Ao chegar nete domingo ao QG do Exército, por volta de 13h30 – após almoçar na casa do deputado Eduardo Bolsonaro (PSL-SP), seu filho –, o presidente foi ovacionado por apoiadores. Apesar da recomendação da Organização Mundial da Saúde para que sejam evitadas aglomerações, com o objetivo de diminuir o risco de contágio da covid-19, o apelo não foi respeitado. Muitos bolsonaristas chegaram ao local em carreatas, que pediam o fim do isolamento social e a reabertura do comércio.

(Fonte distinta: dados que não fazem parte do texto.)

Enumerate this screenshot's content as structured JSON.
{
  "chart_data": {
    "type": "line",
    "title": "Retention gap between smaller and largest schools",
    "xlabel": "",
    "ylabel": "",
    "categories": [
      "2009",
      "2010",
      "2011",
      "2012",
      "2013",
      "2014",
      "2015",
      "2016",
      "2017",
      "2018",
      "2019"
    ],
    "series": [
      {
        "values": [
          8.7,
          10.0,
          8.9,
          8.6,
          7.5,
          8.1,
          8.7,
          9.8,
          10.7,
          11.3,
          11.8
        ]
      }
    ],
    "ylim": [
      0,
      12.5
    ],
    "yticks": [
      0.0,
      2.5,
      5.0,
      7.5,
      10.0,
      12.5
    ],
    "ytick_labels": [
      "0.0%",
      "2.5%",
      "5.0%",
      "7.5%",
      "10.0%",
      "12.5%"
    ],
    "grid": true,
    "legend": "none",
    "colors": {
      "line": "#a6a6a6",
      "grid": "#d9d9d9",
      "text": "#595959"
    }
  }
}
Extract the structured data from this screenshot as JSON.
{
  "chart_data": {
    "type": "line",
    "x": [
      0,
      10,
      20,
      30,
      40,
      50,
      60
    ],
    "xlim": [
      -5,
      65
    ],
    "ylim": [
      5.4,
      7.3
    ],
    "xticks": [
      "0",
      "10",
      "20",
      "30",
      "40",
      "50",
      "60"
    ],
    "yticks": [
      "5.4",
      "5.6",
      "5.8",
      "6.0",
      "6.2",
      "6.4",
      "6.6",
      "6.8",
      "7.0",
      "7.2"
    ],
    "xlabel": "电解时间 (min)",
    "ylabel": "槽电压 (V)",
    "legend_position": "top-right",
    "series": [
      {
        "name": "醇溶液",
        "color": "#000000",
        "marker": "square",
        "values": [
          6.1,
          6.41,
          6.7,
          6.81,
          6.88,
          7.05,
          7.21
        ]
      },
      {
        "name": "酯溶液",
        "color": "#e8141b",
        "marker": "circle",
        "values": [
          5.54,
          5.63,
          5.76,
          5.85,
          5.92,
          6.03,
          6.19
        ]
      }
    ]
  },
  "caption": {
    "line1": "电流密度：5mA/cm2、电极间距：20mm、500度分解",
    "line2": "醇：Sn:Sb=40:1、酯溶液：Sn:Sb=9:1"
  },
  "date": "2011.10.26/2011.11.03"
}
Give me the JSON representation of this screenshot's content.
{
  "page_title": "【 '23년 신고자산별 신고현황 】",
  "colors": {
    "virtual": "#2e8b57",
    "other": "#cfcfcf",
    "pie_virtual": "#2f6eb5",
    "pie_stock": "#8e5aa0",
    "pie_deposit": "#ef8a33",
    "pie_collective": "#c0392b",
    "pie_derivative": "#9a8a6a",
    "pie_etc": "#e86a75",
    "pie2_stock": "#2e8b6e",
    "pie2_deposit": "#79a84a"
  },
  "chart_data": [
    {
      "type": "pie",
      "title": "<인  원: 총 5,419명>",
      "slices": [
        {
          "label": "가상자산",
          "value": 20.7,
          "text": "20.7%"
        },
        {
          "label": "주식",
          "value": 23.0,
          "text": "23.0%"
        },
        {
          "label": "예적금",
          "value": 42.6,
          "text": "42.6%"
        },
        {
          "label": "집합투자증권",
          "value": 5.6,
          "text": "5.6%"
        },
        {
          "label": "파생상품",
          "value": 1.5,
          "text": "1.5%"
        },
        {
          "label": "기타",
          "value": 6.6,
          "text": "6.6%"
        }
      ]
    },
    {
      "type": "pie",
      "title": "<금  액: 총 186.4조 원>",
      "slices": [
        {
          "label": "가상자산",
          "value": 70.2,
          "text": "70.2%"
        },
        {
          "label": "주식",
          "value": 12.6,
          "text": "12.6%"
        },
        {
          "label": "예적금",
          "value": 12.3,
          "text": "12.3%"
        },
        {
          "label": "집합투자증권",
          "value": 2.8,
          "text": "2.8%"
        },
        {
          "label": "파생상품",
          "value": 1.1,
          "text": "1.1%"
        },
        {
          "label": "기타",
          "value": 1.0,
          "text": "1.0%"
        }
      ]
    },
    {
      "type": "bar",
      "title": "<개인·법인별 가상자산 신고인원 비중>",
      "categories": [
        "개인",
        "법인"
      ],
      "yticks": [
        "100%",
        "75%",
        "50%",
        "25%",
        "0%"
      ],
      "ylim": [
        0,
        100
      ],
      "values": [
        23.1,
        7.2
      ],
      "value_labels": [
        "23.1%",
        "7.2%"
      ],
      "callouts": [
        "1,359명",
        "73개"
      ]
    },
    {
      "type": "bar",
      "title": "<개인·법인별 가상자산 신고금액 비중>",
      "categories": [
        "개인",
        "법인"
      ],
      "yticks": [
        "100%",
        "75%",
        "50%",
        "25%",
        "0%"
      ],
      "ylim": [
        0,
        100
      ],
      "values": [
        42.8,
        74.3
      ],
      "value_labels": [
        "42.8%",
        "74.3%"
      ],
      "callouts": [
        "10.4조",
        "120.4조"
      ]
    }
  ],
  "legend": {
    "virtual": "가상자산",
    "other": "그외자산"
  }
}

Bolsonaro provoca aglomeração ao discursar para multidão que pedia fechamento do congresso pic.twitter.com/IbDCLnNxMp
Presidente tossiu várias vezes
Pelo segundo dia consecutivo, Bolsonaro não poupou ataques aos outros Poderes e se empolgou com o apoio recebido. Parecia mesmo estar em um palanque de campanha. “Contem com o seu presidente para fazer tudo aquilo que for necessário para que nós possamos manter a nossa democracia e garantir aquilo que há de mais sagrado em nós, que é a nossa liberdade. Todos no Brasil têm que entender que estão submissos à vontade do povo brasileiro”, discursou ele, que tossiu várias vezes durante o ato.
Na prática, a ofensiva de Bolsonaro contra o Congresso, o Supremo e governadores que defendem a quarentena tem aumentado de intensidade na mesma proporção de seu isolamento político. Na rampa do Planalto, na sexta-feira, o presidente criticou o Supremo em transmissão ao vivo pela internet e chegou até mesmo a apontar para o prédio da Corte ao lembrar que os magistrados deram autonomia a Estados e municípios para decretarem medidas de distanciamento social. “Estão fazendo o que bem entendem”, disse ele, que também atacou o Congresso. “Não vão me tirar daqui”, afirmou.
Na noite deste domingo, Bolsonaro se reuniu com os ministros da Defesa, Fernando Azevedo; do Gabinete de Segurança Institucional, Augusto Heleno, e da Secretaria de Governo, Luiz Eduardo Ramos, no Palácio da Alvorada. Questionado sobre o tema do encontro, Heleno foi lacônico: “Falamos sobre futebol”. Pela manhã, ao ler a Ordem do Dia, o comandante do Exército, general Edson Pujol, pregou a união do País e classificou a pandemia como “uma das maiores crises vividas nos últimos tempos”.
Distanciamento
Antes de falar com os manifestantes, o presidente voltou a defender a flexibilização do distanciamento social. “A continuar com o fecha geral não está difícil de saber o que nos espera”, escreveu o presidente em sua conta pessoal no Twitter.
Bolsonaro publicou no Twitter a manchete da edição deste domingo do Estado, que informou que 91 milhões de brasileiros - o equivalente a 58% da população adulta do País - deixaram de pagar neste mês pelo menos uma das contas referentes ao consumo de março.Como comparação, no mês anterior, antes dos impactos da quarentena, eram 59 milhões (37%) com contas atrasadas - houve, portanto, um salto de 54% no período.